Anyway. This is another of the pictures I made while I was waiting for the never coming Super Moon on Sunday night. It’s really a good thing that I am an impatient sort. Heh. This picture gives you better sense of the length of the bridge. It also shows you the old power plant that is upriver of the bridge on the eastbank. That is where I made the picture of all the gears and pipes. It’s been abandoned for many years. It is rumored to have been a cannon ball factory during the Civil War. Supposedly, the factory made cannon balls for the Confederate forces and then after New Orleans was captured they made cannon balls for the Federal forces. They knew where their bread was buttered.
The picture. Itself. I did very little to it. Nature took care of it. Once again, Mother Nature proved that she doesn’t need my help. One day, maybe I’ll learn.
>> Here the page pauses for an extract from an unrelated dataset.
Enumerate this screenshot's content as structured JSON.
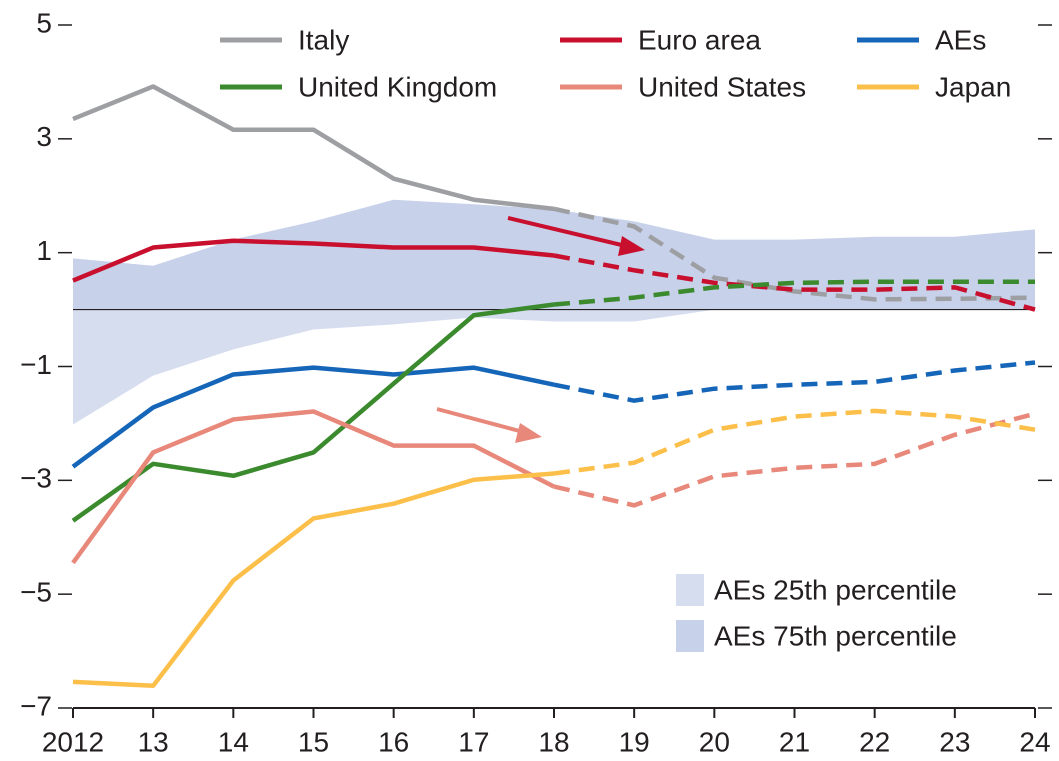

At one time, the place where I happened upon this Blessed Virgin statue, must have been something to see. To the left of this scene are big sweeping stairs that I imagine lead to a big impressive front door of whatever house was there at one time. Today… “ain’t der no mo'” I have no idea what was there. Or, what happened to it. But this place was so strikingly pretty that I had to make a few pictures. The interesting thing about this place is that it is located directly behind the building where I made the Edward Hopper-like picture. In fact, if you count the two abandoned pictures that I posted yesterday, I made four pictures in walking distance of each other. That’s a lot. For me or anybody. It usually doesn’t happen that way. But, now I’m running out of fresh work. That cold that I wrote about last week never really went away. In fact, it’s come back with a vengeance. Like it or not, I’m going to have to make some new pictures tomorrow, or, I’m going to have to root around in my files. You know how colorful that can be.